SIDON, Lebanon—When word spread through southern border villages Saturday that Israeli troops were on their way, Leila Deeb and her husband bundled their three children into a taxi that dodged bomb craters and blackened corpses on a harrowing trip north.
Hundreds, perhaps thousands, of other Lebanese villagers made the same journey and set up camp in overcrowded schools in Sidon, a sunny coastal city where Israeli air strikes have targeted gas stations and even an amusement park.
Deeb was reunited with her sister, Zeinab Husseini, in Sidon, and both learned their homes had been destroyed. The sisters said they'd rather lose everything than have Israeli boots cross their doorsteps.
"I feel so proud. I don't care about the destruction," said Deeb, 37. "We're the only ones defending our land."
"No problem. Let them come," her sister, Husseini, 33, chimed in. "The Israelis came before and we kicked them out. But this time, do they dare to come back?"
That's the question on the minds of many southern Lebanese families as Israel edges closer to a full-scale ground invasion of its tiny, weakened neighbor. On Saturday, Israel again sent ground troops across the border but denied it was on the verge of a major incursion. Yet its forces have dropped hundreds of leaflets in the area, warning all civilians south of the Litani River to leave immediately.
That was warning enough for many of the families who arrived Saturday at the Lebanese Kuwaiti School in Sidon. More arrive every hour, and emergency volunteers don't have the heart to turn them away, said Ibrahim Hariri, the relief coordinator.
More than half a million Lebanese, mostly Shiite Muslims from southern Hezbollah strongholds, have been displaced in the past 11 days. They've blown their savings on taxis that charge up to $1,000 to shepherd them from war-ravaged villages to safer areas close to the capital or into Syria.
While some people were seeking refuge in Sidon, others were fleeing it because it had been bombed so heavily.
On the Lebanon-Syria border, Ibrahim Hassan, 28, said he and his wife and five children jammed into the family SUV on Saturday after bombs struck near their home in Sidon for the fifth straight day. He said he drove like crazy, making the 220-mile trip in about three hours on a highway speckled with bomb fragments.
Mariam Khalaf fled to Syria with her neighbors after heavy attacks in her hometown in eastern Lebanon. Her two daughters, her brother and her sister live in Beirut, and she hasn't been able to reach them for a week because Israeli air strikes have knocked out telephone lines.
"From the TV, I know the roads have been bombarded, so they are probably trapped," Khalaf said. "I just want to hear their voices."
In Lebanon, the government estimates at least 110,000 people are packed into schools, with 100,000 more living in rented or borrowed housing. In Sidon, some families now live in parks, leaving them exposed to the destruction that comes from the sky.

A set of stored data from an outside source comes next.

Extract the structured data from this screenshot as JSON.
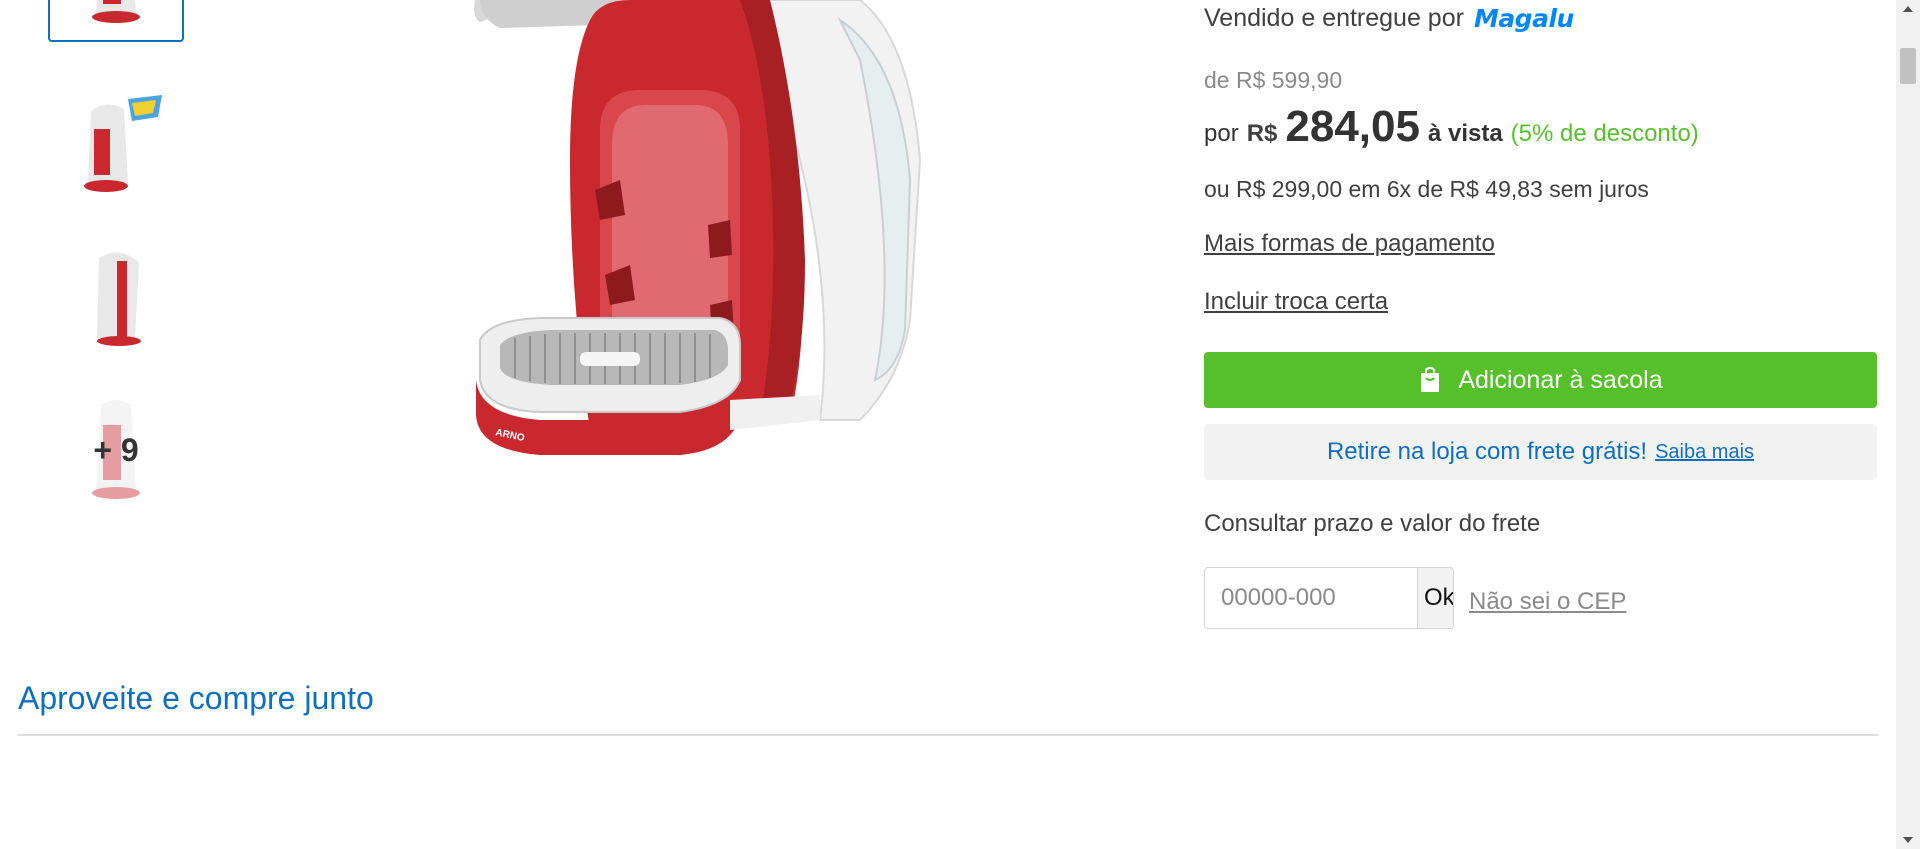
{
  "gallery": {
    "more_count": "+ 9"
  },
  "seller": {
    "sold_by_label": "Vendido e entregue por",
    "seller_logo_text": "Magalu"
  },
  "price": {
    "old": "de R$ 599,90",
    "por_label": "por",
    "currency": "R$",
    "value": "284,05",
    "avista_label": "à vista",
    "discount": "(5% de desconto)",
    "installments": "ou R$ 299,00 em 6x de R$ 49,83 sem juros"
  },
  "links": {
    "payment_options": "Mais formas de pagamento",
    "include_exchange": "Incluir troca certa"
  },
  "actions": {
    "add_to_bag": "Adicionar à sacola",
    "pickup_text": "Retire na loja com frete grátis!",
    "pickup_link": "Saiba mais"
  },
  "shipping": {
    "title": "Consultar prazo e valor do frete",
    "cep_placeholder": "00000-000",
    "ok_label": "Ok",
    "unknown_cep": "Não sei o CEP"
  },
  "section": {
    "title": "Aproveite e compre junto"
  },
  "colors": {
    "accent_green": "#56c02b",
    "link_blue": "#0f6fbf",
    "brand_blue": "#0086ff",
    "product_red": "#c8282e"
  }
}
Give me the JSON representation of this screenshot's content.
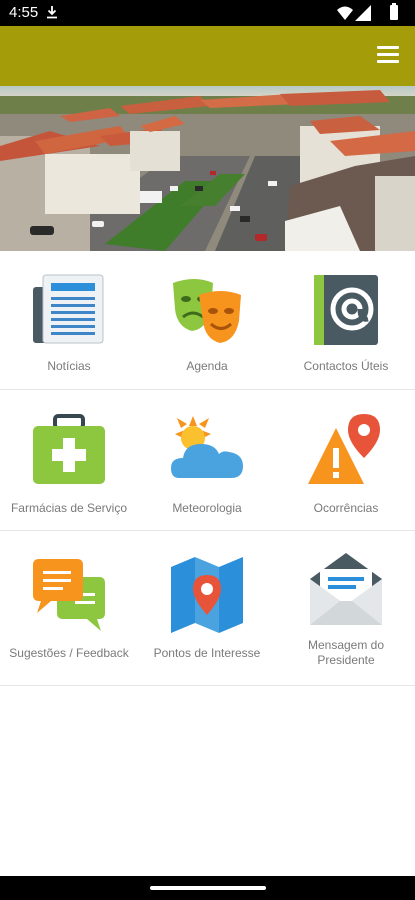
{
  "status_bar": {
    "time": "4:55",
    "icons": [
      "download-icon",
      "wifi-icon",
      "signal-icon",
      "battery-icon"
    ]
  },
  "app_bar": {
    "color": "#a59c0a",
    "menu_icon": "menu-icon"
  },
  "hero": {
    "description_icon": "town-photo"
  },
  "menu": [
    {
      "label": "Notícias",
      "icon": "newspaper-icon"
    },
    {
      "label": "Agenda",
      "icon": "theater-masks-icon"
    },
    {
      "label": "Contactos Úteis",
      "icon": "contacts-book-icon"
    },
    {
      "label": "Farmácias de Serviço",
      "icon": "first-aid-kit-icon"
    },
    {
      "label": "Meteorologia",
      "icon": "weather-icon"
    },
    {
      "label": "Ocorrências",
      "icon": "warning-location-icon"
    },
    {
      "label": "Sugestões / Feedback",
      "icon": "chat-bubbles-icon"
    },
    {
      "label": "Pontos de Interesse",
      "icon": "map-pin-icon"
    },
    {
      "label": "Mensagem do Presidente",
      "icon": "envelope-icon"
    }
  ],
  "colors": {
    "label": "#7a7a7a",
    "accent_green": "#8dc63f",
    "accent_orange": "#f7941d",
    "accent_blue": "#2b8fd9"
  }
}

"There was nowhere else to go," said Saeed Sagheer, 49, whose family set up camp Saturday in a park. "We saw the planes bombing, dead people sitting in their cars. It was getting worse and worse."
At the Lebanese Kuwaiti School, Hariri put four families to a classroom. They had running water and food, he said, but medicine was dwindling.

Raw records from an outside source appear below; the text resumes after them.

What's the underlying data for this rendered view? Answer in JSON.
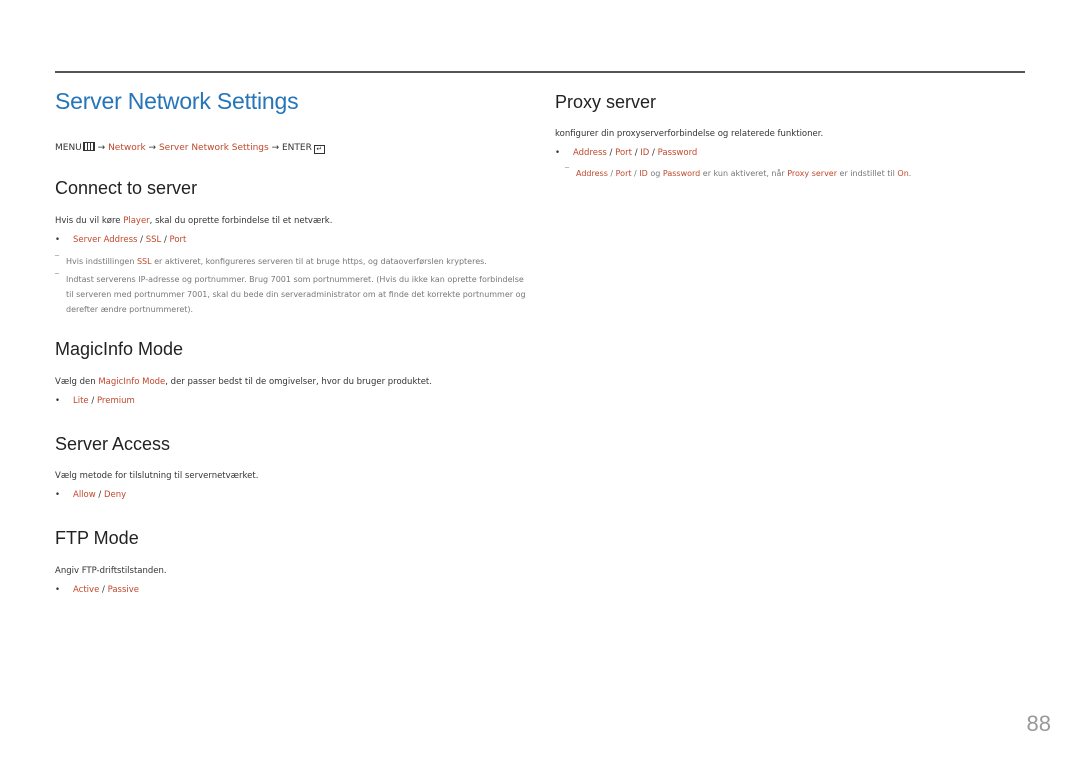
{
  "page_title": "Server Network Settings",
  "breadcrumb": {
    "menu": "MENU",
    "arrow": "→",
    "network": "Network",
    "server_network_settings": "Server Network Settings",
    "enter": "ENTER"
  },
  "sections": {
    "connect": {
      "title": "Connect to server",
      "desc_before": "Hvis du vil køre ",
      "desc_hl": "Player",
      "desc_after": ", skal du oprette forbindelse til et netværk.",
      "options": [
        "Server Address",
        "SSL",
        "Port"
      ],
      "separator": " / ",
      "note1_before": "Hvis indstillingen ",
      "note1_hl": "SSL",
      "note1_after": " er aktiveret, konfigureres serveren til at bruge https, og dataoverførslen krypteres.",
      "note2": "Indtast serverens IP-adresse og portnummer. Brug 7001 som portnummeret. (Hvis du ikke kan oprette forbindelse til serveren med portnummer 7001, skal du bede din serveradministrator om at finde det korrekte portnummer og derefter ændre portnummeret)."
    },
    "magicinfo": {
      "title": "MagicInfo Mode",
      "desc_before": "Vælg den ",
      "desc_hl": "MagicInfo Mode",
      "desc_after": ", der passer bedst til de omgivelser, hvor du bruger produktet.",
      "options": [
        "Lite",
        "Premium"
      ]
    },
    "access": {
      "title": "Server Access",
      "desc": "Vælg metode for tilslutning til servernetværket.",
      "options": [
        "Allow",
        "Deny"
      ]
    },
    "ftp": {
      "title": "FTP Mode",
      "desc": "Angiv FTP-driftstilstanden.",
      "options": [
        "Active",
        "Passive"
      ]
    },
    "proxy": {
      "title": "Proxy server",
      "desc": "konfigurer din proxyserverforbindelse og relaterede funktioner.",
      "options": [
        "Address",
        "Port",
        "ID",
        "Password"
      ],
      "note_and": " og ",
      "note_mid": " er kun aktiveret, når ",
      "note_hl": "Proxy server",
      "note_mid2": " er indstillet til ",
      "note_on": "On",
      "note_end": "."
    }
  },
  "page_number": "88",
  "colors": {
    "title": "#2575b8",
    "highlight": "#c0482d",
    "rule": "#555555"
  }
}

Children drew pictures of burning corpses, camouflaged Israeli tanks, warplanes unloading bombs, and the rubble of their homes.
"When a bomb falls, I grab them and scream and laugh loudly so they won't hear it," said Ibrahim Balhas, a father of four whose family arrived Saturday from a village 13 miles from the border.
As the bombings grew more intense and villagers panicked that a ground assault was next, Balhas decided to escape. Earlier, he'd figured flight was not necessary because Hezbollah fighters from the area had moved closer to the front line.
His father-in-law refused to abandon the family's poultry business and stayed. Then an Israeli missile smashed into the coop where they kept 12,000 chickens. The chickens died, Balhas said, and his father-in-law took shrapnel in his shoulder.
With electricity out, there was no radio or television news, but there was a sense of impending disaster. Sheep bleated and cows bellowed as warplanes zoomed overhead. Their village grew deserted and eerie. The only signs of life were cars with white flags flying from the windows, headed north.
It was time to let go of the land and think about lives.
Balhas loaded up his elderly mother, his children and his wife, Zahra. When asked what she had grabbed in the minutes before leaving her home, perhaps forever, she shrugged.
"This," she said, gesturing to her 11-month-old son, Hassan, cradled in her arms.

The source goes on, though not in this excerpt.